A one-year grant for a Computer Science PhD graduate, previously funded for Machine Learning safety upskilling without substantial results, to shift into agent foundations research ($85k).
Additional funds for human evaluations in studies comparing methods for fine-tuning language models ($11k).
Below are some hypothetical grants that we might additionally fund if we have $10M in spending over the next 6 months. This will correspond to a lower grantmaking bar than at any point in LTFF’s history. That said, should we actually receive such a substantial influx, we might instead opt to carry out proactive grantmaking projects we deem more impactful, and/or reconsider our general policy against saving funds.
We will always refrain from funding projects we believe are net harmful in expectation, regardless of the funds raised.
A six-month stipend for a junior software engineer to continue AI alignment research at a notable research institution, including a budget for upskilling ($40k).
Extra funding for a student who wrote a bachelor’s thesis on existential risk to pursue a master’s degree in philosophy at a renowned university ($12k).
Travel funding for a Machine Learning PhD student to present an alignment paper at a prestigious conference, despite the fund managers’ internal belief that the research itself isn’t particularly impactful ($2k).
Financial support for a Master’s degree study in conflict and security with a concentration on AI and geopolitical studies ($75k).
If you’ve read this far, please don’t hesitate to comment if you have additional questions, clarifications, or feedback!
If you think grants above the $1M tier are valuable, please consider donating to us! If we do not receive more money soon, we will have to increase our bar again, resulting in a quite suboptimal (by my lights) misallocation of longtermist resources.
This post was written by Linch Zhang and Caleb Parikh, with considerable help from Daniel Eth. Thanks to Lizka Vaintrob, Nuño Sempere, Amber Dawn and GPT-4 for helpful feedback and suggestions.
Appendix A: Donation smoothing/saving
The LTFF saves money/smooths donations on the timescale of months (e.g. if we have unexpectedly high donations in August, we might want to ‘smooth out’ our grantmaking so that we award similar amounts in September, October, etc). However, we generally do not attempt to smooth donations on the timescale of years. That is, if we receive an unexpectedly high windfall in 2023, we would not by default plan to “save up” donations for future years. Instead, we may aim both to more aggressively solicit grant applications, and also to lower the bar for funding. Similarly, if we receive unexpectedly little in donations, we will likely raise the bar for funding and/or refer grant applicants to other donors.
This is in contrast to Open Philanthropy, which tries to optimize for making the best grants over the timescale of decades, and the Patient Philanthropy Fund, which tries to optimize for making the best grants over the timescale of centuries.
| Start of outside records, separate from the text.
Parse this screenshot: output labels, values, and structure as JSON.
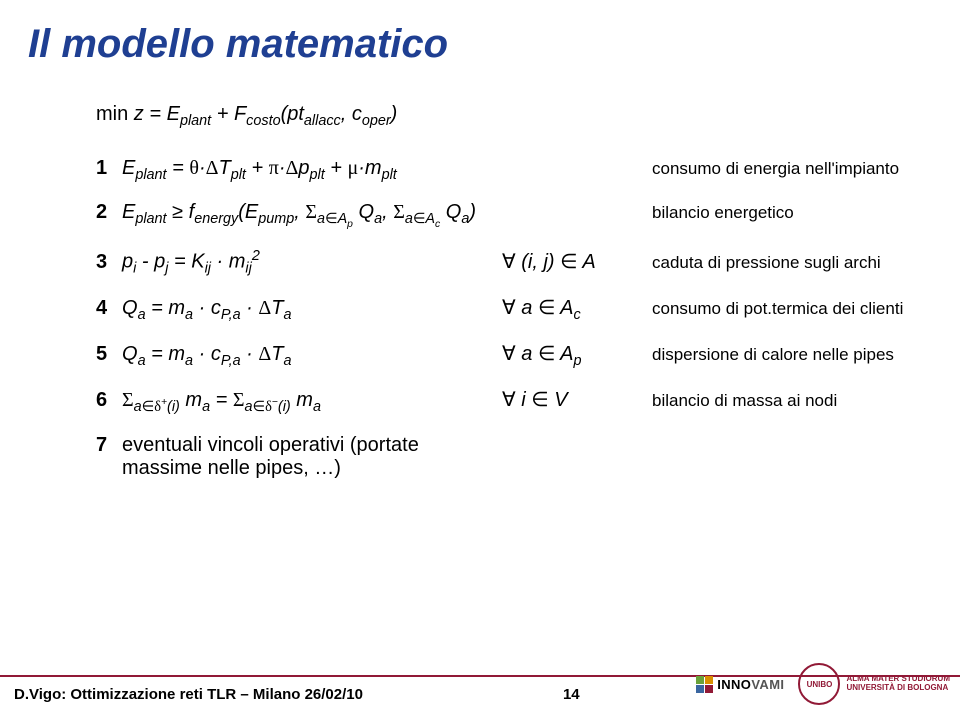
{
  "title": "Il modello matematico",
  "objective": {
    "prefix": "min ",
    "var": "z",
    "eq": " = E",
    "sub1": "plant",
    "plus1": " + F",
    "sub2": "costo",
    "open": "(pt",
    "sub3": "allacc",
    "comma": ", c",
    "sub4": "oper",
    "close": ")"
  },
  "rows": [
    {
      "num": "1",
      "eq_html": "E<sub>plant</sub> = <span class='sym'>θ</span>·<span class='sym'>Δ</span>T<sub>plt</sub> + <span class='sym'>π</span>·<span class='sym'>Δ</span>p<sub>plt</sub> + <span class='sym'>μ</span>·m<sub>plt</sub>",
      "dom": "",
      "desc": "consumo di energia nell'impianto"
    },
    {
      "num": "2",
      "eq_html": "E<sub>plant</sub> ≥ f<sub>energy</sub>(E<sub>pump</sub>, <span class='sym'>Σ</span><sub>a<span class='sym'>∈</span>A<sub>p</sub></sub> Q<sub>a</sub>, <span class='sym'>Σ</span><sub>a<span class='sym'>∈</span>A<sub>c</sub></sub> Q<sub>a</sub>)",
      "dom": "",
      "desc": "bilancio energetico"
    },
    {
      "num": "3",
      "eq_html": "p<sub>i</sub> - p<sub>j</sub> = K<sub>ij</sub> · m<sub>ij</sub><sup>2</sup>",
      "dom_html": "<span class='sym'>∀</span> (i, j) <span class='sym'>∈</span> A",
      "desc": "caduta di pressione sugli archi"
    },
    {
      "num": "4",
      "eq_html": "Q<sub>a</sub> = m<sub>a</sub> · c<sub>P,a</sub> · <span class='sym'>Δ</span>T<sub>a</sub>",
      "dom_html": "<span class='sym'>∀</span> a <span class='sym'>∈</span> A<sub>c</sub>",
      "desc": "consumo di pot.termica dei clienti"
    },
    {
      "num": "5",
      "eq_html": "Q<sub>a</sub> = m<sub>a</sub> · c<sub>P,a</sub> · <span class='sym'>Δ</span>T<sub>a</sub>",
      "dom_html": "<span class='sym'>∀</span> a <span class='sym'>∈</span> A<sub>p</sub>",
      "desc": "dispersione di calore nelle pipes"
    },
    {
      "num": "6",
      "eq_html": "<span class='sym'>Σ</span><sub>a<span class='sym'>∈δ</span><sup>+</sup>(i)</sub> m<sub>a</sub> = <span class='sym'>Σ</span><sub>a<span class='sym'>∈δ</span><sup>−</sup>(i)</sub> m<sub>a</sub>",
      "dom_html": "<span class='sym'>∀</span> i <span class='sym'>∈</span> V",
      "desc": "bilancio  di massa ai nodi"
    },
    {
      "num": "7",
      "eq_html": "<span class='plain'>eventuali vincoli operativi (portate massime nelle pipes, …)</span>",
      "dom": "",
      "desc": ""
    }
  ],
  "footer": {
    "left": "D.Vigo: Ottimizzazione reti TLR – Milano 26/02/10",
    "page": "14",
    "innovami": {
      "inno": "INNO",
      "vami": "VAMI"
    },
    "unibo_line1": "ALMA MATER STUDIORUM",
    "unibo_line2": "UNIVERSITÀ DI BOLOGNA",
    "colors": {
      "sq1": "#6aa23a",
      "sq2": "#d98f00",
      "sq3": "#3a66a0",
      "sq4": "#911936"
    }
  },
  "style": {
    "title_color": "#1f3f92",
    "rule_color": "#911936",
    "bg": "#ffffff",
    "font_size_title": 40,
    "font_size_body": 20,
    "font_size_desc": 17
  }
}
There are several considerations in favor of not attempting to do too much donation smoothing:
We are not experts on the question of longtermist funding over time, and aren’t trying to be. This question is arguably best decided by the surrounding community and ecosystem, and for donors to decide to donate to us when they believe (roughly) that we are a better usage of marginal funds than other options, at whatever level of desired spending.
We don’t and probably can’t make aggressive investment choices. Having unused donation money in our bank accounts is likely costly compared to individuals and large foundations holding the money, who can opt to make better and riskier investment choices than we’re able to.
The donor community has in the past been opposed to funds not disbursing money. E.g. “slow grant disbursement” was a recurring problem on CEA’s Mistakes page.
However, this policy is not set in stone. If donors or the community have strong opinions, we welcome engagement here!
See this appendix in the payout report for how we set grant and stipend amounts.
Note that this grant would be controversial within the fund at a $100k funding bar, as some fund managers and advisers would say we shouldn’t fund any biosecurity grants at that level of funding.